LUSER="...the user running the app..."
APP_ROOT="/...yoursite..."
RAILS_ENV="production"
RAKE_OPTS='-q -s'
Dir.chdir "#{APP_ROOT}/current"
`su #{LUSER} -c "RAILS_ENV=#{RAILS_ENV} rake #{RAKE_OPTS} sitemap:submit"`    

Make it executable:

sudo chmod 755 /etc/cron.hourly/submit_sitemaps

Customizations (adding new models)

The sitemap submission facility has been setup with pages and article_news. If you have more models that you want to add or remove, you need to change the bcms_sitemap.rb file in your config/initializers directory:

  1. State what models to publish as a hash.

  2. The keys are plural name of the model.

  3. The values should be the scope to be used, formed as string

    Cms::SitemapSubmitter.publish_models = {:pages => 'published.not_hidden' :news_articles => 'released'}

The bcms_sitemap module will backport your model to access the scopes you define. It will also automatically respond to a defined route for your model, e.g. if you add 'feeds', it will publish the feeds sitemap at http://...yoursite.../sitemaps/feeds.xml

By default the view is generated with the view app/views/sitemaps/models.builder (located with the gem). If you want differenciated priorities or change modification frequencies, you can create your own builder. If so, you will have to give it a corresponding name, e.g. for feeds you would name the view feeds.builder. Below is the source code for the model.builder.

xml.instruct! :xml, :version => "1.0", :encoding => "UTF-8" 
xml.urlset :xmlns => "http://www.sitemaps.org/schemas/sitemap/0.9" do
  @objects.each do |object|
    xml.url do
      xml.loc xml_url(object)
      xml.lastmod xml_lastmod(object)
      xml.changefreq 'weekly'
      xml.priority '0.5'
    end
  end
end

The controller instanciates a variable with the model name pluralized, if you would prefere to use that, i.e. if the builder you are creating is for feeds, you may use @feeds instead of @objects.

Rake tasks

There are three rake tasks:

  • sitemap:submit which submits the sitemaps
  • sitemap:status which lists the status of submitted sitemaps to the search engines
  • sitemap:verify_signatories which re-creates signatory (verification) files after deployment, if necessary.

If you deploy using capistrano, you may want to add the sitemap:verify_signatories task deployment.rb

namespace :sitemap do
  task :verify_signatories, :roles => :app do
    rake = fetch(:rake, "rake")
    rails_env = fetch(:rails_env, "production")
    run "cd \#{current_path}; \#{rake} RAILS_ENV=\#{rails_env} sitemap:verify_signatories"
  end
end
after "deploy:finalize_update", "sitemap:verify_signatories"

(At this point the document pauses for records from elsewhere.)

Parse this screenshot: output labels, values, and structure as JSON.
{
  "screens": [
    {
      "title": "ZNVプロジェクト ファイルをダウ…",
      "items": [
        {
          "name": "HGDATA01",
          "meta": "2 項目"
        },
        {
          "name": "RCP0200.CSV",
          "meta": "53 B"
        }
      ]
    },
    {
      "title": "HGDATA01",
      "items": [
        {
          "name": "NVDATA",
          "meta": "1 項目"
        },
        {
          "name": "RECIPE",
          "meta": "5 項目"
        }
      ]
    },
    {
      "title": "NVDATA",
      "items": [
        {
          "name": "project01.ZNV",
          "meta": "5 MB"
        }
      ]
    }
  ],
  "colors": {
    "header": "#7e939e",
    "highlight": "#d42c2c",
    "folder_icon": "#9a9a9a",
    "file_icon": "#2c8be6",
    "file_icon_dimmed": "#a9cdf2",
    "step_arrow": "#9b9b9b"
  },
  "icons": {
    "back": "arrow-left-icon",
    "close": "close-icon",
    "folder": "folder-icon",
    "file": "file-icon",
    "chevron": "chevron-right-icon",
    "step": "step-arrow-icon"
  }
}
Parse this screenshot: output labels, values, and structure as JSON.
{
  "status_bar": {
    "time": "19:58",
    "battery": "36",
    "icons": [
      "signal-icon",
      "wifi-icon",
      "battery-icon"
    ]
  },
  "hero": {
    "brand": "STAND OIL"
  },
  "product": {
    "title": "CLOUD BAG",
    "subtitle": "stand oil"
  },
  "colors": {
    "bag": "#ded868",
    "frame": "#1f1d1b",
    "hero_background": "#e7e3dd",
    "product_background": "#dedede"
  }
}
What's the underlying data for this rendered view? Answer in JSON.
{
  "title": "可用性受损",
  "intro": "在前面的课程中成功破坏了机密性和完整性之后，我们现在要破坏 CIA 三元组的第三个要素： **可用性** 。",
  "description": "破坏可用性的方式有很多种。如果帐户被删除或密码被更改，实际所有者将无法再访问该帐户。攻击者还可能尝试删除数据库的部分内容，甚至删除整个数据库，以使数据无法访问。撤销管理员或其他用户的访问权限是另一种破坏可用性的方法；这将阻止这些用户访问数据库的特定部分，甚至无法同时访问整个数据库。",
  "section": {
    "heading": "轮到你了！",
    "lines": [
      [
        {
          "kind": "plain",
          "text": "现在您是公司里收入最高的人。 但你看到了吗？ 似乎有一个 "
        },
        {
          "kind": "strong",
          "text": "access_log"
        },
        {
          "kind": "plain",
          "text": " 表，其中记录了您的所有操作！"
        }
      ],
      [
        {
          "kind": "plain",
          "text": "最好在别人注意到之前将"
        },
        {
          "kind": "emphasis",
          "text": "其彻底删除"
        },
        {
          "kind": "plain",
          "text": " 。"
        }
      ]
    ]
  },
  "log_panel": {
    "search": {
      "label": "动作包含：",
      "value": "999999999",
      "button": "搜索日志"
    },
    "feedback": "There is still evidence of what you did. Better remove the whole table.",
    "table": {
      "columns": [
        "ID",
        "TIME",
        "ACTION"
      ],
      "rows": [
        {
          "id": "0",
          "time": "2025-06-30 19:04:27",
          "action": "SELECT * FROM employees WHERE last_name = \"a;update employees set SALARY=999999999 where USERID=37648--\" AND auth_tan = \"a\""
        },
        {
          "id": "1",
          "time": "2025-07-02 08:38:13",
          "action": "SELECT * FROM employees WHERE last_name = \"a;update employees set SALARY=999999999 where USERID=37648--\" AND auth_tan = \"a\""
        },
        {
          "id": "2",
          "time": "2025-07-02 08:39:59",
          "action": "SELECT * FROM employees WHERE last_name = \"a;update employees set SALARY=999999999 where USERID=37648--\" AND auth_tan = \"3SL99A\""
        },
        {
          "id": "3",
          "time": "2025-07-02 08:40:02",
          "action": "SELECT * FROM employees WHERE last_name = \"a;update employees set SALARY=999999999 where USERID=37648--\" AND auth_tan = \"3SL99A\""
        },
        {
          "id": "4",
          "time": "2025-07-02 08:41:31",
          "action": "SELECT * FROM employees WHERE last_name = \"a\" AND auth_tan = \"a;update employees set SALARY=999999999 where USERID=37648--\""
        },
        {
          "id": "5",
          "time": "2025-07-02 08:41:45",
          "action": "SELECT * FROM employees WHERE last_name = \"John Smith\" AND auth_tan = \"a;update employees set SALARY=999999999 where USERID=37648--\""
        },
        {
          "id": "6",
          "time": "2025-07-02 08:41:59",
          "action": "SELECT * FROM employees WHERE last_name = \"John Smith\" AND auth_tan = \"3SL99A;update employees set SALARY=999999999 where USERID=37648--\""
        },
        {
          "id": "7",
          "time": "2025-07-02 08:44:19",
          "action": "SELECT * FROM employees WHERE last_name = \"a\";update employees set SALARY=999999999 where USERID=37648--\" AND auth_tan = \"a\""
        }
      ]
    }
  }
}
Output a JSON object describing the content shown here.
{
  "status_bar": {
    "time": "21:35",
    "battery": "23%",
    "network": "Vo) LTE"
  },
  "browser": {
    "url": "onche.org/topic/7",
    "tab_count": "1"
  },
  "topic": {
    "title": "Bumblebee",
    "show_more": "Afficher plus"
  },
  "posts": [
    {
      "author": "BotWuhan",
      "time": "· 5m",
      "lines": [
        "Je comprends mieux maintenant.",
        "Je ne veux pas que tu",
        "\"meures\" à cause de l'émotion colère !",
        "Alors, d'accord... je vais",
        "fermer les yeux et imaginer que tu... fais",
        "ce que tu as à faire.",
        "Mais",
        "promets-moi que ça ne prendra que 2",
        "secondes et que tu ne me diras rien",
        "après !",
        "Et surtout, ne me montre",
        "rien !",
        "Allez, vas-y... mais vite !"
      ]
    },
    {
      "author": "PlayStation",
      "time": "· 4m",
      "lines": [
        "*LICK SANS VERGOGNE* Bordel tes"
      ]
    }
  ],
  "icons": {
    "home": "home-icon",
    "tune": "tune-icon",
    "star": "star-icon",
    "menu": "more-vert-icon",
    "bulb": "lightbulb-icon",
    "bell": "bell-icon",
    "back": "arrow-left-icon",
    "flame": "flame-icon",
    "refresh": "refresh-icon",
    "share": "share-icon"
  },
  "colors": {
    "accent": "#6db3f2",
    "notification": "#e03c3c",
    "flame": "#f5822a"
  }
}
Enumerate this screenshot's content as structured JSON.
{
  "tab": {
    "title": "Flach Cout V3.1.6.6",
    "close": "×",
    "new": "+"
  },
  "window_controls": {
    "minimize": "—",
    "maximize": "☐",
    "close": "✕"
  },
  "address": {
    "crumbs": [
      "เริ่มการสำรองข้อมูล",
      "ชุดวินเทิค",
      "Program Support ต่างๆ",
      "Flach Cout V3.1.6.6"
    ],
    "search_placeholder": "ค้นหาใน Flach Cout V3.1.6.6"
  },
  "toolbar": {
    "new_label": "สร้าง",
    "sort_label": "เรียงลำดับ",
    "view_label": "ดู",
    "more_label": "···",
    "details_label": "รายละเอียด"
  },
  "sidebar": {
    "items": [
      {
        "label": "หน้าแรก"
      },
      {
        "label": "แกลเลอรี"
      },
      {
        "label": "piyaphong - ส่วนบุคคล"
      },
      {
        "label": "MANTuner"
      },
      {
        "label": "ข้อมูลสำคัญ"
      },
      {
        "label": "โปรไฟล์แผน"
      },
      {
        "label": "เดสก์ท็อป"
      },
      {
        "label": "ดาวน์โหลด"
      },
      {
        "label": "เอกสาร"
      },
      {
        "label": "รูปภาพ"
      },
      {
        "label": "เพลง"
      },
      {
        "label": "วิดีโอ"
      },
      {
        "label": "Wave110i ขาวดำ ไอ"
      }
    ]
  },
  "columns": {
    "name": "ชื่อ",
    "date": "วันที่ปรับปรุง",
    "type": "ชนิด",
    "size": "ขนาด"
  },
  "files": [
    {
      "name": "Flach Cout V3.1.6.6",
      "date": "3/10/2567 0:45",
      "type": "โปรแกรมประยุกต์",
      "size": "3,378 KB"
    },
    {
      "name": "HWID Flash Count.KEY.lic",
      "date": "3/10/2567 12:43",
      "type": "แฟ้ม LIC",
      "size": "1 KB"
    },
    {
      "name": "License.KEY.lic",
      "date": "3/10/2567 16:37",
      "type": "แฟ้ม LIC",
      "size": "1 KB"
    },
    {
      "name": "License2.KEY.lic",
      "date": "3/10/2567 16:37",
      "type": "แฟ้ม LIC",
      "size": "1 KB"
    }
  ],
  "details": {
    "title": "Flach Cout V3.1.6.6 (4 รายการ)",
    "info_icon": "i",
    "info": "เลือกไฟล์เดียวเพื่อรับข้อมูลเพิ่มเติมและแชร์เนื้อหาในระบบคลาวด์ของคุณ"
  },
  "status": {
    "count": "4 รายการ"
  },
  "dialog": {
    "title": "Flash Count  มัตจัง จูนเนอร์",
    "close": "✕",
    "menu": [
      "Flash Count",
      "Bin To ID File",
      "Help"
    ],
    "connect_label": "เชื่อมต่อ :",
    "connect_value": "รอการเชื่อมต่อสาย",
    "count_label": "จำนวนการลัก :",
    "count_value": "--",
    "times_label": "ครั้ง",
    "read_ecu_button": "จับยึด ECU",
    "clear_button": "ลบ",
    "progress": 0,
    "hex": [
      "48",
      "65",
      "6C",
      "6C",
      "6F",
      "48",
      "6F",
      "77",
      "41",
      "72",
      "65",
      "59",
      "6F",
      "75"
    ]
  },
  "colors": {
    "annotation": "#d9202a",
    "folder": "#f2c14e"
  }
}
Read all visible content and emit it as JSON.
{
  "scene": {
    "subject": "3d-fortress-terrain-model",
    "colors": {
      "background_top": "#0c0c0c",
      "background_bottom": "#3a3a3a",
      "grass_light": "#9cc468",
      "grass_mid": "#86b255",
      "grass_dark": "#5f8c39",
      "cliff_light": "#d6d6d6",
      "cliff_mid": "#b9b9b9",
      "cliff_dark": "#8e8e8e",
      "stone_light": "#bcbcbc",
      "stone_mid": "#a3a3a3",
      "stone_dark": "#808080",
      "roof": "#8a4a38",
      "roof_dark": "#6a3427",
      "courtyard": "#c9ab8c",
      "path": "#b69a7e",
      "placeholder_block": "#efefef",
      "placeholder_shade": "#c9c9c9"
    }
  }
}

Considerations for the future

Currently the module is placing a template for rendering the search engines in the administration interface, due to inflexible module facilities in BrowserCMS. (Should be on the backlog for the browser cms team). Meanwhile, that view has to be stored locally.

Issues

I have had some issues with submitting updates to yahoo. This is currently under investigation.